A bit later, when I learned of Descartes’ famous tautology I think, therefore I am, I reasoned to myself that life = memory. Human consciousness is not merely the awareness of existing in the present time; the concept of self, of having an identity, is predicated on remembering one’s life. Total amnesiacs and other brain damaged people who exist in the constant present, or who have long-term memories that stop abruptly at a specific point in time following a stroke or something (as depicted in a case study in the book The Man Who Mistook His Wife For A Hat by Dr. Oliver Sacks), fascinate and terrify me.

So what happens at the end? I don’t have any reason to believe in an afterlife, but if my existence NOW is really only something I’m aware of because a microsecond or now in the future I will be remembering it, then… What will “anchor” my last thought? Assuming I don’t die in my sleep or in a traumatic event that kills me “instantly”, it’s going to be “…so at last, this is what it’s like… I wish I could remember this…”

Throughout childhood I’d been to several funerals of elderly relatives. But death didn’t really hit home until I was in college, and one of my housemates committed suicide. I was the one who discovered the body.

Then years later, I was part of the NYC gay community when the AIDS epidemic hit. Over the course of about 15 years almost everyone I knew was gone; death became an almost daily occurrence. Pretty much my entire generation was wiped out.

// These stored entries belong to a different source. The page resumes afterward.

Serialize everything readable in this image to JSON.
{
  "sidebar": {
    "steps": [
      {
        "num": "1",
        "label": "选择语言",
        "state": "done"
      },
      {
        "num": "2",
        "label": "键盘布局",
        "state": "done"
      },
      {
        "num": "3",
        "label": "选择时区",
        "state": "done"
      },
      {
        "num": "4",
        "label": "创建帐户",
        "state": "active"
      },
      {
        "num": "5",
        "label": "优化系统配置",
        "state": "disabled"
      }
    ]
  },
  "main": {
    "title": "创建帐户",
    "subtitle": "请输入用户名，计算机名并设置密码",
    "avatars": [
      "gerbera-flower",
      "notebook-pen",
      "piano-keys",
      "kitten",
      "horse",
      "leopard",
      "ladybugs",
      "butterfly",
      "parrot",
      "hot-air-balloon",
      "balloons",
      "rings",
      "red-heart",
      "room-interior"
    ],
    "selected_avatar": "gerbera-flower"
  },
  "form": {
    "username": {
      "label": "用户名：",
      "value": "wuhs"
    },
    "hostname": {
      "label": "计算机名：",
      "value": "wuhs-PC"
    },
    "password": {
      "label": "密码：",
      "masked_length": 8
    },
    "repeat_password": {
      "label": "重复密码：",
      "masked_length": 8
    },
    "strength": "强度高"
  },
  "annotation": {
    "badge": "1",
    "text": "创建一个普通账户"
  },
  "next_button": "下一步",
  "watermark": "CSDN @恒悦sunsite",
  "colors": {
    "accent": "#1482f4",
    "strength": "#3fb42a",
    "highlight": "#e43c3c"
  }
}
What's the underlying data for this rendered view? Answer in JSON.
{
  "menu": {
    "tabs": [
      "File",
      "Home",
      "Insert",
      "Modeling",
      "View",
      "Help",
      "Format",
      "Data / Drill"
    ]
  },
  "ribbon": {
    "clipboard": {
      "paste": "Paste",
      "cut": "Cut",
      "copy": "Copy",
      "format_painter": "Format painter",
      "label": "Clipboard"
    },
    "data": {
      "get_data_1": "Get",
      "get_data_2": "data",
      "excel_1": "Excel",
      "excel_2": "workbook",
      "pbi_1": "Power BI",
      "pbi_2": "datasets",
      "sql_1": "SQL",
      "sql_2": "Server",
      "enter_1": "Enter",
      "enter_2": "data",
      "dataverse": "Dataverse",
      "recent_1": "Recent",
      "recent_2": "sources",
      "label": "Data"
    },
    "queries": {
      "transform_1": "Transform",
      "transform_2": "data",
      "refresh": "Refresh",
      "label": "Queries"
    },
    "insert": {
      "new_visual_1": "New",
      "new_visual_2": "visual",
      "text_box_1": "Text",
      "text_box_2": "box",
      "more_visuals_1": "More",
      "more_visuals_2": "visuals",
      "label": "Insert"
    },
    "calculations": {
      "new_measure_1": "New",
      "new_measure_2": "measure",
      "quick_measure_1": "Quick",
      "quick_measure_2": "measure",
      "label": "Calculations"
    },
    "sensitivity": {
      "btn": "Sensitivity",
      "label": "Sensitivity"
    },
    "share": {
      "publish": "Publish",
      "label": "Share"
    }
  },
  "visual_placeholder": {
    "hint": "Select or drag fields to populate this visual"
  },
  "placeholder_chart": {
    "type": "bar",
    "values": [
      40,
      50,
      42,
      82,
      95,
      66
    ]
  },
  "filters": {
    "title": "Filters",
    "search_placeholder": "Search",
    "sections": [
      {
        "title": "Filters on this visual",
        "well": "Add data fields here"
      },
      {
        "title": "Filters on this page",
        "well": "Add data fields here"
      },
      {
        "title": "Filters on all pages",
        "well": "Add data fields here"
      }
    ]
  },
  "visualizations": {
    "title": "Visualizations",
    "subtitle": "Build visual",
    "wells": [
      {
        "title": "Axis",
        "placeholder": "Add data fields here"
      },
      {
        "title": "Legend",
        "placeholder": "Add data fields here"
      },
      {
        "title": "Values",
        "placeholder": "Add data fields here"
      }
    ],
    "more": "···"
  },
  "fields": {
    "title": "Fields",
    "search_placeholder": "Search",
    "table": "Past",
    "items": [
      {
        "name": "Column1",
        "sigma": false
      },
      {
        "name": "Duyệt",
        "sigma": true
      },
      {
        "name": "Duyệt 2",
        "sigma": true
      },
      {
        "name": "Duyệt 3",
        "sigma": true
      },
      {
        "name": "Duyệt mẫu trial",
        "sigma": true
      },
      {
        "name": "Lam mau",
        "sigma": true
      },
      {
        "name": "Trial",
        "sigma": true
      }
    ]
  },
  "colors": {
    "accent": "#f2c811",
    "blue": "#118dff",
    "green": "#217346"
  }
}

So now, I have an almost indifferent attitude toward my own mortality. I am enjoying life while I have it, but not too concerned about its end.

Intellectually speaking, I only comprehended my own mortality at about 11. Less than a year after that, however, I was buried alive in a natural disaster and forced to look death straight in the eye. Since then, along with a few other near scrapes, I feel as if I understand it on another level entirely.